Dans la Suite en trio pour flûte, violon et piano, publiée en 1903, son écriture se rapproche de celle des avant-gardistes, Gabriel Fauré (1845-1924),  Claude Debussy (1862-1918). L’œuvre se compose d’une Sérénade, d’une Pastorale et d’un Scherzo.

Claude Debussy écrit, en 1913 : Notre devoir n’est-il pas de trouver la formule symphonique qu’exige notre époque, celle qu’appellent les progrès, les audaces et les victoires modernes ? Le siècle des aéroplanes a droit à sa musique.

Mel Bonis, quant à elle, pense ceci : A notre époque laïque, positiviste, férocement égoïste, la tendresse est bannie en musique mais on nous fera avaler des imitations de locomotive, de coups de pieds et de Boléros ” fumistes… Un simpliste critique musical déclare que le mot “règle” ne doit pas être prononcé, le “plaisir” de l’auditeur étant seul en question. Ce qui revient à dire qu’il n’y a pas de vérité objective. Introduisez ce nihilisme dans tous les domaines, en morale d’abord…ce sera du joli !

Pour ses nombreuses mélodies, Mélanie se base sur des poèmes d’Amédée Hettich, d’Edouard et de Cécile Guinand, de Madeleine Pape-Carpentier, de Maurice Bouchor, de Charles-Marie Leconte de Lisle… Parfois, elle écrit elle-même la poésie.

En 1909, elle compose Le dernier Souvenir, pour voix de basse et piano, pièce basée sur une poésie de Charles-Marie Leconte de Lisle (1818-1894).

J'ai vécu, je suis mort. - Les yeux ouverts, je coule
Dans l'incommensurable abîme, sans rien voir,
Lent comme une agonie et lourd comme une foule… 

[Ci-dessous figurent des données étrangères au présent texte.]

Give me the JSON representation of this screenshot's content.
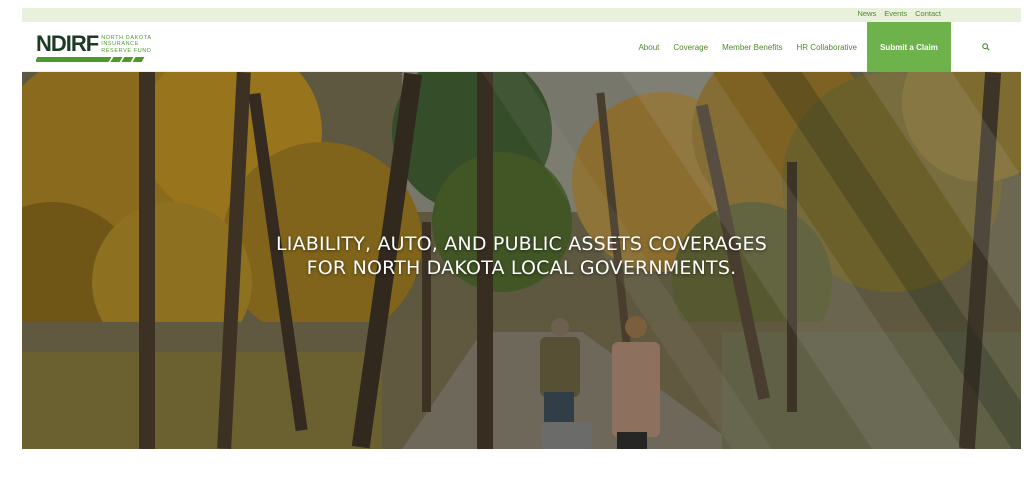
{
  "utility_nav": [
    "News",
    "Events",
    "Contact"
  ],
  "logo": {
    "mark": "NDIRF",
    "lines": [
      "NORTH DAKOTA",
      "INSURANCE",
      "RESERVE FUND"
    ]
  },
  "main_nav": {
    "items": [
      "About",
      "Coverage",
      "Member Benefits",
      "HR Collaborative"
    ],
    "cta": "Submit a Claim",
    "search_icon": "search-icon"
  },
  "hero": {
    "line1": "LIABILITY, AUTO, AND PUBLIC ASSETS COVERAGES",
    "line2": "FOR NORTH DAKOTA LOCAL GOVERNMENTS."
  },
  "colors": {
    "brand_green": "#4c9a2a",
    "button_green": "#6db24a",
    "link_green": "#4e8a2e",
    "utility_bg": "#e8f1dc"
  }
}
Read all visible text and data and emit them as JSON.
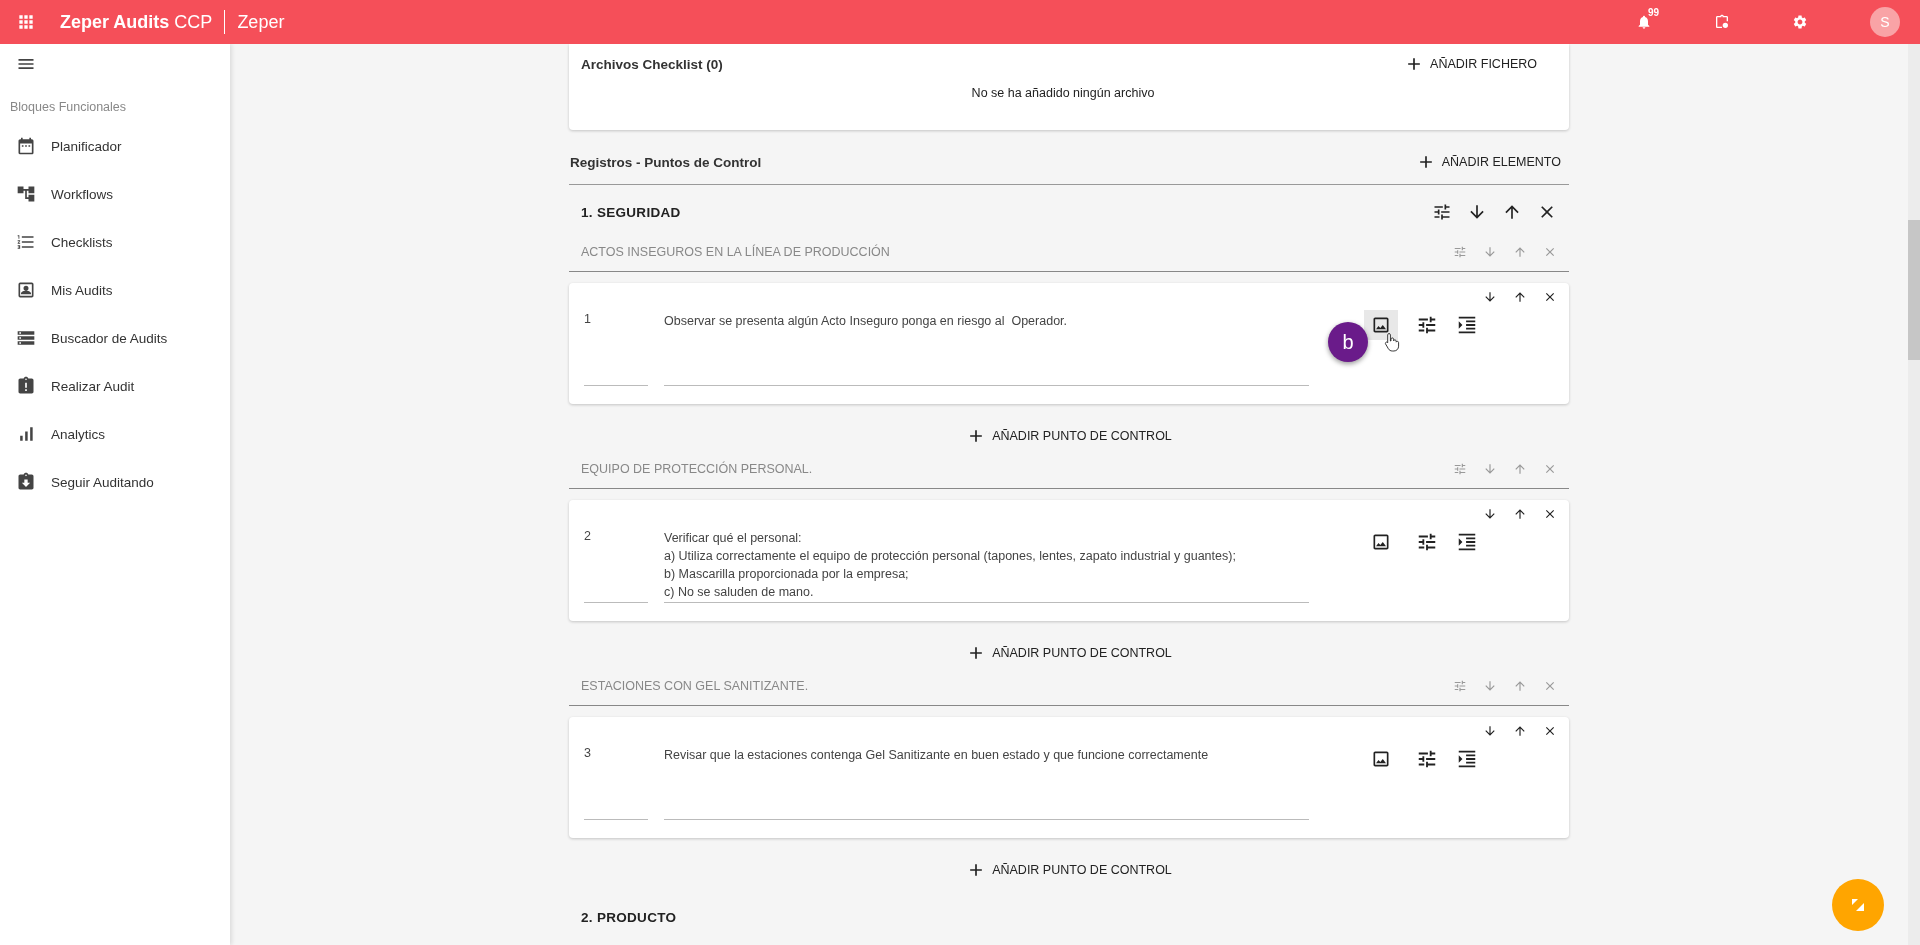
{
  "app_bar": {
    "title": "Zeper Audits",
    "title_suffix": "CCP",
    "company": "Zeper",
    "notification_count": "99",
    "avatar_letter": "S"
  },
  "sidebar": {
    "section": "Bloques Funcionales",
    "items": [
      {
        "label": "Planificador",
        "kind": "calendar"
      },
      {
        "label": "Workflows",
        "kind": "tree"
      },
      {
        "label": "Checklists",
        "kind": "numbered-list"
      },
      {
        "label": "Mis Audits",
        "kind": "contact-card"
      },
      {
        "label": "Buscador de Audits",
        "kind": "rows"
      },
      {
        "label": "Realizar Audit",
        "kind": "clipboard-alert"
      },
      {
        "label": "Analytics",
        "kind": "bar-chart"
      },
      {
        "label": "Seguir Auditando",
        "kind": "clipboard-download"
      }
    ]
  },
  "files_card": {
    "title": "Archivos Checklist (0)",
    "add_button": "AÑADIR FICHERO",
    "empty_message": "No se ha añadido ningún archivo"
  },
  "records": {
    "title": "Registros - Puntos de Control",
    "add_button": "AÑADIR ELEMENTO",
    "sections": [
      {
        "title": "1. SEGURIDAD",
        "groups": [
          {
            "title": "ACTOS INSEGUROS EN LA LÍNEA DE PRODUCCIÓN",
            "add_button": "AÑADIR PUNTO DE CONTROL",
            "points": [
              {
                "number": "1",
                "lines": [
                  "Observar se presenta algún Acto Inseguro ponga en riesgo al  Operador."
                ],
                "image_hovered": true,
                "marker": "b"
              }
            ]
          },
          {
            "title": "EQUIPO DE PROTECCIÓN PERSONAL.",
            "add_button": "AÑADIR PUNTO DE CONTROL",
            "points": [
              {
                "number": "2",
                "lines": [
                  "Verificar qué el personal:",
                  "a) Utiliza correctamente el equipo de protección personal (tapones, lentes, zapato industrial y guantes);",
                  "b) Mascarilla proporcionada por la empresa;",
                  "c) No se saluden de mano."
                ],
                "image_hovered": false
              }
            ]
          },
          {
            "title": "ESTACIONES CON GEL SANITIZANTE.",
            "add_button": "AÑADIR PUNTO DE CONTROL",
            "points": [
              {
                "number": "3",
                "lines": [
                  "Revisar que la estaciones contenga Gel Sanitizante en buen estado y que funcione correctamente"
                ],
                "image_hovered": false
              }
            ]
          }
        ]
      },
      {
        "title": "2. PRODUCTO"
      }
    ]
  }
}
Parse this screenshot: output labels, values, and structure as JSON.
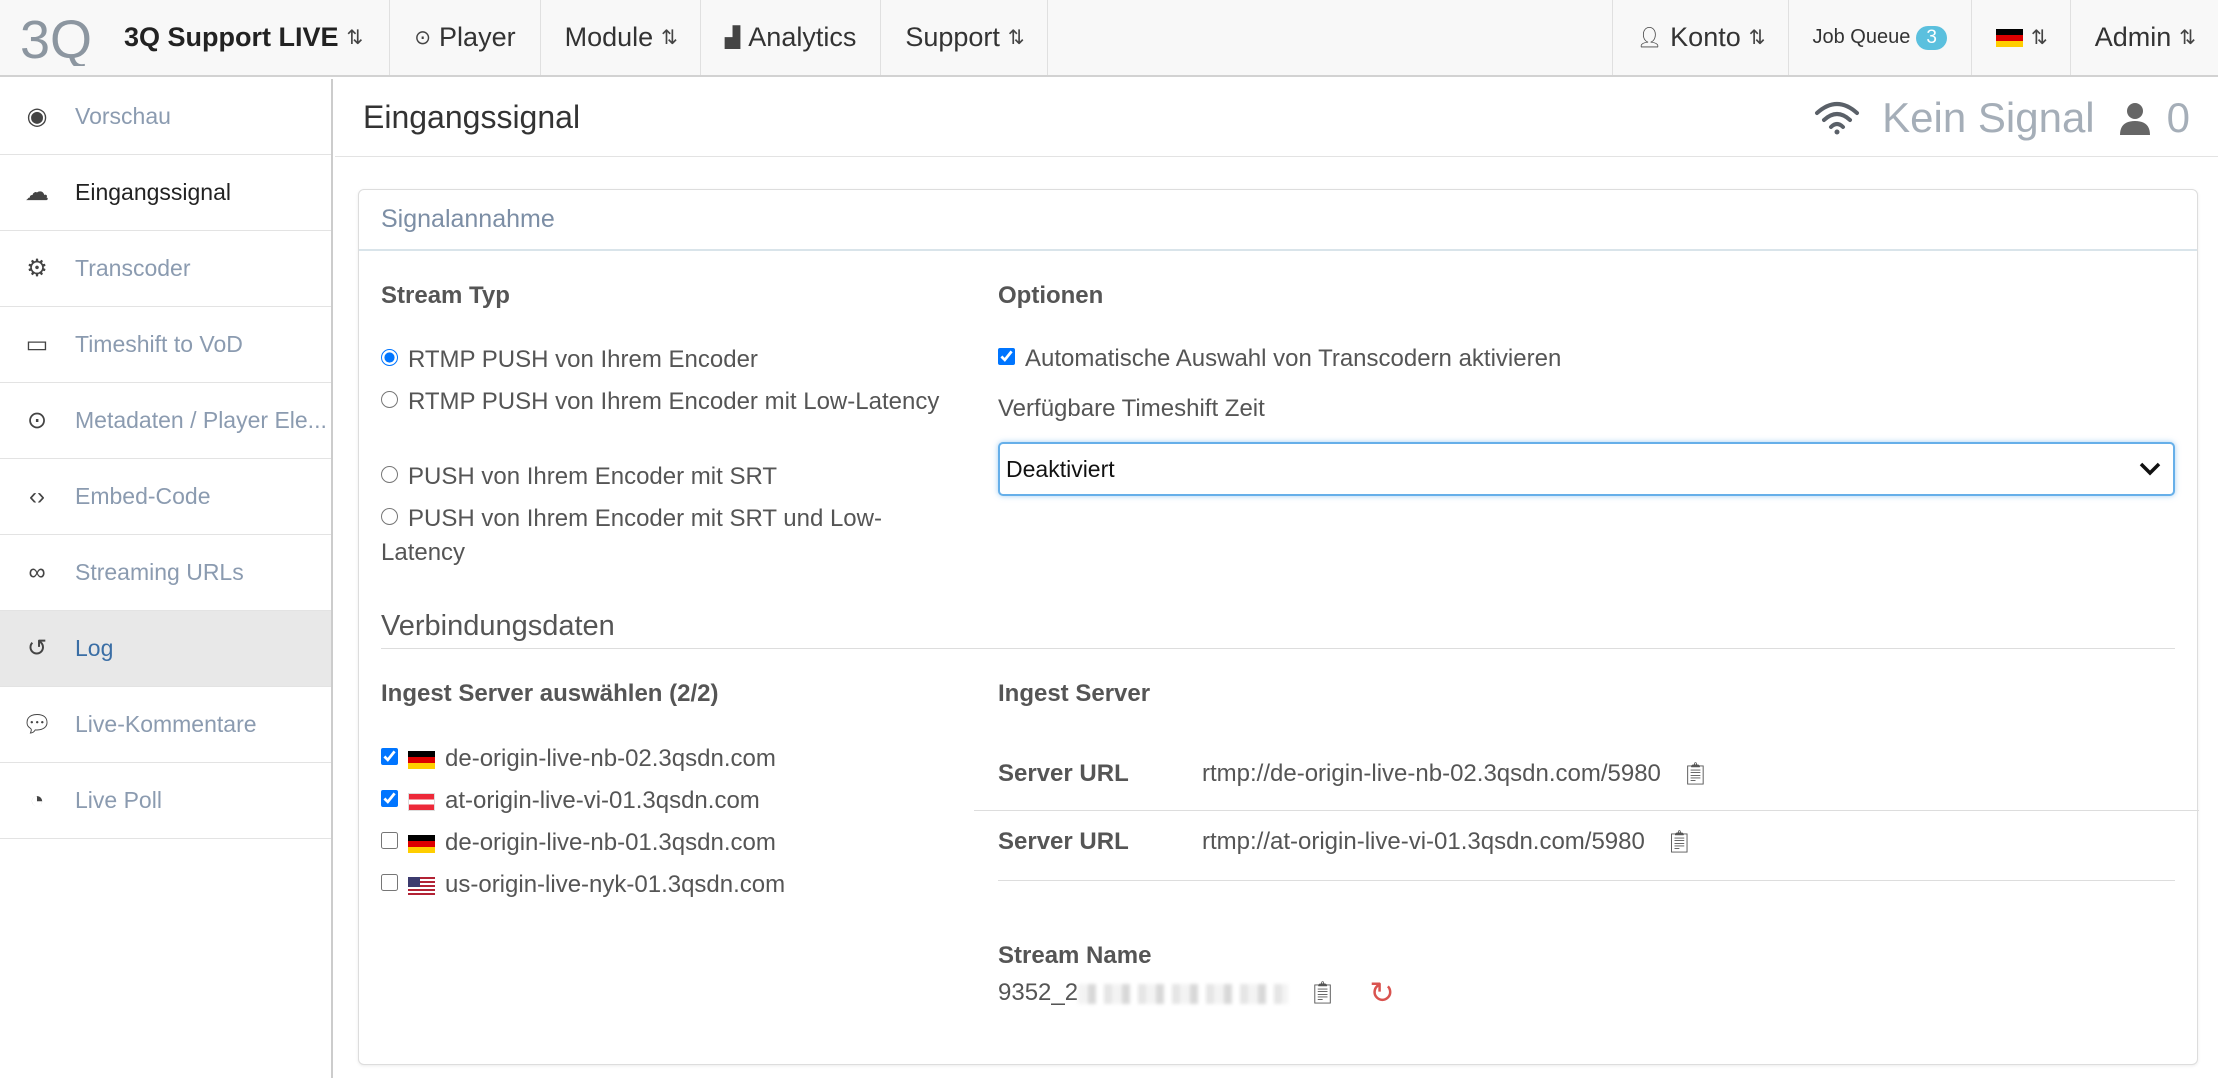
{
  "topbar": {
    "brand_logo_text": "3Q",
    "brand_title": "3Q Support LIVE",
    "menu": {
      "player": "Player",
      "module": "Module",
      "analytics": "Analytics",
      "support": "Support"
    },
    "right": {
      "konto": "Konto",
      "job_queue": "Job Queue",
      "job_queue_count": "3",
      "admin": "Admin"
    }
  },
  "sidebar": {
    "items": [
      {
        "label": "Vorschau",
        "icon": "eye-icon"
      },
      {
        "label": "Eingangssignal",
        "icon": "cloud-upload-icon"
      },
      {
        "label": "Transcoder",
        "icon": "cogs-icon"
      },
      {
        "label": "Timeshift to VoD",
        "icon": "laptop-icon"
      },
      {
        "label": "Metadaten / Player Ele...",
        "icon": "play-circle-icon"
      },
      {
        "label": "Embed-Code",
        "icon": "code-icon"
      },
      {
        "label": "Streaming URLs",
        "icon": "infinity-icon"
      },
      {
        "label": "Log",
        "icon": "history-icon"
      },
      {
        "label": "Live-Kommentare",
        "icon": "comments-icon"
      },
      {
        "label": "Live Poll",
        "icon": "pie-chart-icon"
      }
    ]
  },
  "header": {
    "title": "Eingangssignal",
    "signal_status": "Kein Signal",
    "viewer_count": "0"
  },
  "panel": {
    "heading": "Signalannahme",
    "stream_typ": {
      "label": "Stream Typ",
      "options": [
        "RTMP PUSH von Ihrem Encoder",
        "RTMP PUSH von Ihrem Encoder mit Low-Latency",
        "PUSH von Ihrem Encoder mit SRT",
        "PUSH von Ihrem Encoder mit SRT und Low-Latency"
      ],
      "selected_index": 0
    },
    "optionen": {
      "label": "Optionen",
      "auto_transcoder": "Automatische Auswahl von Transcodern aktivieren",
      "auto_transcoder_checked": true,
      "timeshift_label": "Verfügbare Timeshift Zeit",
      "timeshift_value": "Deaktiviert"
    },
    "verbindungsdaten": {
      "title": "Verbindungsdaten",
      "ingest_select_label": "Ingest Server auswählen (2/2)",
      "servers": [
        {
          "name": "de-origin-live-nb-02.3qsdn.com",
          "flag": "de",
          "checked": true
        },
        {
          "name": "at-origin-live-vi-01.3qsdn.com",
          "flag": "at",
          "checked": true
        },
        {
          "name": "de-origin-live-nb-01.3qsdn.com",
          "flag": "de",
          "checked": false
        },
        {
          "name": "us-origin-live-nyk-01.3qsdn.com",
          "flag": "us",
          "checked": false
        }
      ],
      "ingest_server_label": "Ingest Server",
      "server_url_label": "Server URL",
      "server_urls": [
        "rtmp://de-origin-live-nb-02.3qsdn.com/5980",
        "rtmp://at-origin-live-vi-01.3qsdn.com/5980"
      ],
      "stream_name_label": "Stream Name",
      "stream_name_prefix": "9352_2"
    }
  }
}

Mélanie a composé de nombreuses danses dontSuites de danses, « Pavane, Sarabande et Bourrée » publiées par Eugène Demets (1858-1923) pour piano seul en 1904, puis en version piano et orchestre.

Auguste Sérieyx (1865-1949), compositeur et pédagogue, écrit dans le Courrier musical, le 15 mai 1906 : On peut louer en passant l’écriture correcte et soignée d’une Sarabande de M. Mel Bonis, à laquelle on ne saurait attribuer ni l’archaïsme que son titre comporte, ni le style moderne que d’autres tentent d’introduire dans cette antique forme illustrée par Bach et Rameau, et susceptible, croyons-nous, de rajeunissement.

L’influence de ses professeurs César Franck, Ernest Guiraud, Auguste Bazille et de ses anciens condisciples se remarque souvent dans les œuvres de Mélanie. On observe un parallèle étonnant entre sa pièce Il pleut, éditée chez Sénart en 1913, et Jardins sous la pluie de Claude Debussy composé 10 ans auparavant. Tous deux introduisent une chanson enfantine au centre de leur œuvre. Alors que Debussy introduit Dodo l’enfant do et Nous n’irons plus au bois, Mélanie place Il était une bergère.

Pendant la guerre de 14-18, Mélanie compose très peu.
On lui connaît, en 1915, La cathédrale blessée en souvenir de la cathédrale de Reims bombardée cette année-là, une œuvre dédiée à la mémoire de l’auteur dramatique, archéologue et poète Lucien Augé de Lassus, disparu en 1914. C’est une lamentation funèbre pour piano seul.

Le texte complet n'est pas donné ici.